As of 2017 CDC report, more than 100 million U.S. adults are now living with diabetes or prediabetes. This disease results from high blood glucose (blood sugar) due to an inability to properly derive energy from food, primarily in the form of glucose. Effective diabetic care for insulin dependent Type-1 patients requires that a healthy-level of glucose is maintained throughout the day with minimal fluctuations in either direction. The goal of insulin dependent diabetic care is to administer appropriate amount of insulin at appropriate time such that glucose level is maintained at near target level without reaching hypo or hyper level.

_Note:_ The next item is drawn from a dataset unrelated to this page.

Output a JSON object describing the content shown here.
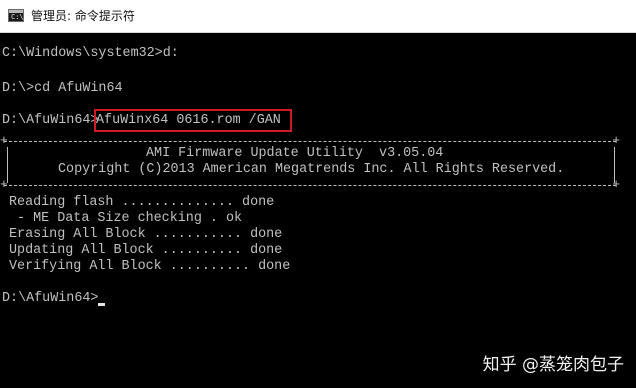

This research work proposes and explores the effectiveness of Deep Reinforcement Learning models as the insulin controller for Type 1 diabetes. Given the nature of the insulin-glucose dynamics, Reinforcement Learning based approaches seem to be more suitable compared to model driven controller typically employed for the diabetic care. Specifically, adapting the Deep Deterministic Policy Gradient (DDPG) algorithm, a Deep Reinforcement Learning based insulin controller is proposed and analyzed to study its efficacy in achieving better glucose control. Given that DDPG is a model-free, off-policy actor-critic algorithm using deep function approximators that can learn policies in high-dimensional, continuous action spaces, we develop the insulin controller using DDPG algorithm
We implement our approach in SimGlucose environment, a recently proposed Reinforcement Learning based software platform that supports Open AI Gym to evaluate our proposed controller. We compare the performance of DDPG based insulin controller that with widely used Padova model based insulin controller. Our simulation driven evaluations indicate that DDPG based controllers are able to better react and control blood sugar fluctuations compared to model driven controllers. While further evaluations with real datasets are required, the preliminary results indicate that Deep Reinforcement Learning based insulin controllers are promising candidates for better glucose control for Type-1 diabetic care.